Dalam logika deduktif arah pemikiran bergerak dari pernyataan-pernyataan umum
kepada kesimpulan yang lebih khusus. Logika deduktif modern lebih bersifat
matematis. Logika tersebut lazim disebut logika simbolis yang dalam tulisan ini tidak
dibahas.[12]
b.      Logika Induktif
Berbeda dengan logika deduktif, logika induktif memproses pengetahuan
berdasarkan fakta-fakta khusus yang diperoleh dari pengetahuan indriawi/yang
diperoleh melalui pengamatan.

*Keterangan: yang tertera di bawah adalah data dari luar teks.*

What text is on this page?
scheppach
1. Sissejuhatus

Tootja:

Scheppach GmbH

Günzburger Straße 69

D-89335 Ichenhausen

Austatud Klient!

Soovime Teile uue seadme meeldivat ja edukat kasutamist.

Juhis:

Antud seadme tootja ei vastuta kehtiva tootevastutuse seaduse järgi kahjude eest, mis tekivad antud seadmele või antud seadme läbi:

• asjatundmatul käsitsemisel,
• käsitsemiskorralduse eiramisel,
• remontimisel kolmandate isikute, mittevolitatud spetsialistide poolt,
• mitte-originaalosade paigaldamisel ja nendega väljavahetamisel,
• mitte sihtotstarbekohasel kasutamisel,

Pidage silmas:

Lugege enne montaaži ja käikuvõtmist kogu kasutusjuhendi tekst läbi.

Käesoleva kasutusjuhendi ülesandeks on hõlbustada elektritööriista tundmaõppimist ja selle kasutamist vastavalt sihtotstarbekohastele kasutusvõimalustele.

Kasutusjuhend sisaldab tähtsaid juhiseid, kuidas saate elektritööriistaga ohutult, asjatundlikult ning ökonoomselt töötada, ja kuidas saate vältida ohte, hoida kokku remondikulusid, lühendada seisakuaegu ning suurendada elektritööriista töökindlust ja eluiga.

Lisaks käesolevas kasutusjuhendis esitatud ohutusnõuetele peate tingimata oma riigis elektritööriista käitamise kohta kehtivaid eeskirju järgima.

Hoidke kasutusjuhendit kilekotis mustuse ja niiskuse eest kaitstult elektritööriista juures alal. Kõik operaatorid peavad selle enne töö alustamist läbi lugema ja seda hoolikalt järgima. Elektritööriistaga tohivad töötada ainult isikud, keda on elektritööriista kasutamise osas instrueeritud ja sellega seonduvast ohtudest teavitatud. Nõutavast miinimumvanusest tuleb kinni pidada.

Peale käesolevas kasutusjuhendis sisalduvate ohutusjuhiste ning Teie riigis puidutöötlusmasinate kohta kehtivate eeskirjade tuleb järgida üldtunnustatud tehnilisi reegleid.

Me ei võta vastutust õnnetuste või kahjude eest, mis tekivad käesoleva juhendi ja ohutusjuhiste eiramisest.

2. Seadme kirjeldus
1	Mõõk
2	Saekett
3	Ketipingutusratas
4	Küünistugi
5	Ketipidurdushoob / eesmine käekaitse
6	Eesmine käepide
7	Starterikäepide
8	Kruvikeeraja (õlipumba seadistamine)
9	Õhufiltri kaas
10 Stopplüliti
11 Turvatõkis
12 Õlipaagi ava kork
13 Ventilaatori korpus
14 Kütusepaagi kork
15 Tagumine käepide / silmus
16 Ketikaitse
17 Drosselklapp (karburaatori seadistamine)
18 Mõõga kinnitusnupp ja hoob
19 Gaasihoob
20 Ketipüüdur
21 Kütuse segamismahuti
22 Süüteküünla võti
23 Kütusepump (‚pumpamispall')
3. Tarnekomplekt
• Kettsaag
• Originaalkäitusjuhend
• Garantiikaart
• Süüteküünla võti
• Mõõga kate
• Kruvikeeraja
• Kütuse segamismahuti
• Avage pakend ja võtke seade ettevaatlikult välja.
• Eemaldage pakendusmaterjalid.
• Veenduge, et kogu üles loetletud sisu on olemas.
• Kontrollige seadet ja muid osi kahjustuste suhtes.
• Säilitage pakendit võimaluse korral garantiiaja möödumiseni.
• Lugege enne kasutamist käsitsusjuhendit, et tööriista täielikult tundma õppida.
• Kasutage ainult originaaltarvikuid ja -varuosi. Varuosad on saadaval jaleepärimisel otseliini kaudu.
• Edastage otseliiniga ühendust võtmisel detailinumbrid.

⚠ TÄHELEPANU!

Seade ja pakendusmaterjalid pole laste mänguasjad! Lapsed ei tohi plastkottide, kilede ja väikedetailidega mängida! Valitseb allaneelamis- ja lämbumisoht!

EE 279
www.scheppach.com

Dari sejumlah fakta atau gejala khusus itu ditarik
kesimpulan umum berupa pengetahuan yang baru yang berlaku untuk sebagian atau
keseluruhan gejala tersebut. Jadi, arah pemikiran bergerak dari data yang bersifat
khusus kepada kesimpulan yang bersifat lebih umum. Logika induktif seperti itu di
antaranya dilakukan dalam analisis statistik yang menggunakan data kuantitatif
sebagai dasar penarikan kesimpulan dan dalam analisis data kualitatif yang
menggunakan data yang bersifat verbal.[13]

6. Kegunaan Logika 

a.       Membantu setiap orang yang mempelajari logika untuk berpikir secara rasional, kritis,
lurus, tetap, tertib, metodis dan koheren.
b.      Meningkatkan kemampuan berpikir secara abstrak, cermat, dan objektif.

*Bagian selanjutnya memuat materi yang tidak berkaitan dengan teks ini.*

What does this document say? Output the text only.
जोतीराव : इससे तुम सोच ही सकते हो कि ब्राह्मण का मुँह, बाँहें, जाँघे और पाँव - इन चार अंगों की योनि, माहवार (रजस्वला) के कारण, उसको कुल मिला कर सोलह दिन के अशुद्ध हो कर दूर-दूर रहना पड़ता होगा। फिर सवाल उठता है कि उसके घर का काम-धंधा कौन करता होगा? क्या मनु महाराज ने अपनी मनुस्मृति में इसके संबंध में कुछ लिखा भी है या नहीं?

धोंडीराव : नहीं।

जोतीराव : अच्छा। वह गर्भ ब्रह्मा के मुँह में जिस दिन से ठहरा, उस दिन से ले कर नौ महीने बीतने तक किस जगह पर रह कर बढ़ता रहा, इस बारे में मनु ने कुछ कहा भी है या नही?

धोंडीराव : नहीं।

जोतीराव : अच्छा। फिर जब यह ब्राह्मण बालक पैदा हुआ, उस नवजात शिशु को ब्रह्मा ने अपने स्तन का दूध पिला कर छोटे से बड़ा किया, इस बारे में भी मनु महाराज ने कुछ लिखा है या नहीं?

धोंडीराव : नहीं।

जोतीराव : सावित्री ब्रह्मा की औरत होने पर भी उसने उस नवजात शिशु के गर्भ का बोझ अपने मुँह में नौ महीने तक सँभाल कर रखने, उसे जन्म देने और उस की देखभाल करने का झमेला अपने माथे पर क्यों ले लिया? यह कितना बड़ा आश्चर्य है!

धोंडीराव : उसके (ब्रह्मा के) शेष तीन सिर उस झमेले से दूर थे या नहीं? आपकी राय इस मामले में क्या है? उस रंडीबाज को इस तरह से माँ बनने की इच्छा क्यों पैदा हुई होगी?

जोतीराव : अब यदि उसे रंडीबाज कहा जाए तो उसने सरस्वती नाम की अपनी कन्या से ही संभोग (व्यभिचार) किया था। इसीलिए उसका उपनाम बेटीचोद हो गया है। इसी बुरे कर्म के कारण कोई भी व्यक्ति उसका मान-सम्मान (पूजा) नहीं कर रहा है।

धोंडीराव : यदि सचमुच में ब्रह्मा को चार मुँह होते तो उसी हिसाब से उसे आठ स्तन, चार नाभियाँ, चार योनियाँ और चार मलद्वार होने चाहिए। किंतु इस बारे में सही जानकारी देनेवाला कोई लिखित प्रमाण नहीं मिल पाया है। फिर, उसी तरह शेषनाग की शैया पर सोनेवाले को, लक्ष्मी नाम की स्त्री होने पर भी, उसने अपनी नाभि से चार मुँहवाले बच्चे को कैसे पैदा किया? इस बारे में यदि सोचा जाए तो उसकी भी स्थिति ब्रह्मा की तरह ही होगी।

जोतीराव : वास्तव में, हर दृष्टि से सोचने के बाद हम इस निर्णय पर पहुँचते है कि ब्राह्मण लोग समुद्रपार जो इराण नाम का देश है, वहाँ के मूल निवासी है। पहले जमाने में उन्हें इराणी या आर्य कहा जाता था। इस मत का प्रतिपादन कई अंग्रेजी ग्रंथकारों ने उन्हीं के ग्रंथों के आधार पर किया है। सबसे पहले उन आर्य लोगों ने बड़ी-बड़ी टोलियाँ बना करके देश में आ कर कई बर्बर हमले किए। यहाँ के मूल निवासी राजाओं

c.       Menambah kecerdasan dan meningkatkan kemampuan berpikir secara tajam dan
mandiri. 
d.      Memaksa dan mendorong orang untuk berpikir sendiri dengan menggunakan asas-asas
sistematis.[14]

C.     Penutup
Logika adalah cabang filsafat tentang berpikir. Logika membicarakan tentang
aturan-aturan berpikir agar dengan aturan-aturan tersebut dapat mengambil
kesimpulan yang benar. Dengan mengetahui cara atau aturan-aturan tersebut dapat
menghindarkan diri dari kesalahan dalam mengambil keputusan.

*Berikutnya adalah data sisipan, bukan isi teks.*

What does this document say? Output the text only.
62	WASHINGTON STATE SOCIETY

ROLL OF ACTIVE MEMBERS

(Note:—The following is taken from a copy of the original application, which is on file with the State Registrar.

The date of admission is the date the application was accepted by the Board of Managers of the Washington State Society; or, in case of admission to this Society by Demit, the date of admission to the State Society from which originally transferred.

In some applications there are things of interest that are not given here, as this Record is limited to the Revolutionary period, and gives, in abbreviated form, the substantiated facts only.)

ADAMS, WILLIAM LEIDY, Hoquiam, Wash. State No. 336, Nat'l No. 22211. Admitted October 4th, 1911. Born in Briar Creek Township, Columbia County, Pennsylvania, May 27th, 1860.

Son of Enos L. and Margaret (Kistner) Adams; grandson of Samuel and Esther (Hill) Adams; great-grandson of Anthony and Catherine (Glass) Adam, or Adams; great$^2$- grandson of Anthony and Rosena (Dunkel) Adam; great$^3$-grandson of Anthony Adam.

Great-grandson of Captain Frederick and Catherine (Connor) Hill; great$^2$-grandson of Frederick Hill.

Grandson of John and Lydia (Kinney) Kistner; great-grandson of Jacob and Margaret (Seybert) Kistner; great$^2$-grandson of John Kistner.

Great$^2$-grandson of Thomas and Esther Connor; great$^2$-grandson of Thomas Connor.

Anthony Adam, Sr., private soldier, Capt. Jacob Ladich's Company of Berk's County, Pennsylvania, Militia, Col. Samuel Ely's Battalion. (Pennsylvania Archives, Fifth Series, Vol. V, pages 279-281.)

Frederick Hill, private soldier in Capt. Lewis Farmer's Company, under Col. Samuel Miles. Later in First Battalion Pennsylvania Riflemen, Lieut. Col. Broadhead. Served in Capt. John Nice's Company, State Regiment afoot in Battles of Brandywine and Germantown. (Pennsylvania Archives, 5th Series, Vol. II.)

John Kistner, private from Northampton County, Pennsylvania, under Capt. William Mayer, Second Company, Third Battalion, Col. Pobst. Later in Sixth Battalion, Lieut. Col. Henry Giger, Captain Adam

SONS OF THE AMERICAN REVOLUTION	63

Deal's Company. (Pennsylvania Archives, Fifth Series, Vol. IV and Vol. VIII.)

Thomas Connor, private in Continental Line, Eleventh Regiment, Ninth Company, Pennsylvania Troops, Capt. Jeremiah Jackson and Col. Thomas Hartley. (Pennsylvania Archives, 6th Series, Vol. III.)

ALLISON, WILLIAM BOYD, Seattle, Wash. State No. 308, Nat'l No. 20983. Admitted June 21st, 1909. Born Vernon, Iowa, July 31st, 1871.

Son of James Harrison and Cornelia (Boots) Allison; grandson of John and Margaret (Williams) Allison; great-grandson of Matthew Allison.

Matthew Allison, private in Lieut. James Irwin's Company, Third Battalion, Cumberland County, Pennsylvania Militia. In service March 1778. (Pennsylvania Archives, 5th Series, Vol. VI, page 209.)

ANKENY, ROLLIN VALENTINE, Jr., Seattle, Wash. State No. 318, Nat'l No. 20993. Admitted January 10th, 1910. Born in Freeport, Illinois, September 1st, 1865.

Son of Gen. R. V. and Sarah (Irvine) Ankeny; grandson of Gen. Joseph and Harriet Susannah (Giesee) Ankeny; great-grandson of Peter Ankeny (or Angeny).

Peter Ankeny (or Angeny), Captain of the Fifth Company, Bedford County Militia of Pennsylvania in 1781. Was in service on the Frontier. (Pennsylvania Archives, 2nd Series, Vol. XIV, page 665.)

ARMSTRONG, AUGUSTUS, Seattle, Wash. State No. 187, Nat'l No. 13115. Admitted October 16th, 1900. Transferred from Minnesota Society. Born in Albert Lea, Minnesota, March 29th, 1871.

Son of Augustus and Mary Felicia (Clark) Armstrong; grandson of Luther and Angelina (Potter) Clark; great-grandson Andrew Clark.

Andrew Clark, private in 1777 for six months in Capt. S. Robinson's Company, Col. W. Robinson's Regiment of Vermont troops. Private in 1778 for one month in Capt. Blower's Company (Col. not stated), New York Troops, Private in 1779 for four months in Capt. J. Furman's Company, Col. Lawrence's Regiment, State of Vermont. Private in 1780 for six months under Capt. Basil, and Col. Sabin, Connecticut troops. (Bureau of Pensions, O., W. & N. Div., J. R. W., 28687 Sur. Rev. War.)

Dalam menghadapi bermacam masalah kehidupan di dunia ini, manusia akan
menampilkan berbagai alat untuk mengatasi masalahnya. Alat dalam hal ini adalah
pikiran atau akal yang berfungsi di dalam pembahasaannya secara filosofis tentang
masalah yang dihadapi. Pikiran atau akal yang digunakan mengatasi masalah ini
senantiasa bersifat ilmiah. Jadi, pikiran itu harus mempunyai kerangka berpikir ilmiah
untuk mencari hasil kebenaran.
[1]
Jalaluddin, Filsafat Pendidikan Islam (Jakarta: Kalam Mulia. 2010) h. 128.
[2]
Jujun S. Suriassumantri, Filsafat Ilmu; Sebuah Pengantar Populer (Jakarta :
Pustaka Sinar Harapan 2009) h. 105.
[3]
Jalaluddin, Filsafat Pendidikan Islam (Jakarta: Kalam Mulia. 2010) h. 128.
[4]
Jujun S. Suriasumantri, Ilmu dalam Perspektif, Sebuah Kumpulan Karangan Tentang
Hakekat Ilmu (Jakarta: Yayasan Obor Indonesia, 1997) h. 1.
[5]
http://www.logika-berpikir-ilmiah.com diakses pada tanggal 25 Oktober 2013.
[6]
Jujun S. Suriassumantri, Filsafat Ilmu; Sebuah Pengantar Populer (Jakarta:
Pustaka Sinar Harapan, tt) h. 46.
[7]
Suwardi Endraswara, Filsafat Ilmu (Yogyakarta: CAPS, tt) h. 228.
[8]
Amsal Bakhtiar, Filsafat Ilmu (Jakarta: Grafindo Persada, 2004) h. 212.
[9]
Cecep Sumarna, Filsafat Ilmu (Bandung : Mulia Press, 2008) h. 150.
[10]
Aceng Rachmat, Filsafat Ilmu Lanjutan (Jakarta: Fajar Interpratama, 2011) h.
209.
[11]
Suriasumantri, Jujun S. 1997. Ilmu dalam Perspektif, Sebuah Kumpulan Karangan
Tentang Hakekat Ilmu. Jakarta: Yayasan Obor Indonesia.
[12]
Aceng Rachmat, Filsafat Ilmu Lanjutan (Jakarta: Fajar Interpratama, 2011) h.
209.
[13]
Aceng Rachmat, Filsafat Ilmu Lanjutan (Jakarta: Fajar Interpratama, 2011) h.
211.
[14]
Cecep Sumarna, Filsafat Ilmu (Bandung: Mulia Press, 2008) h. 54.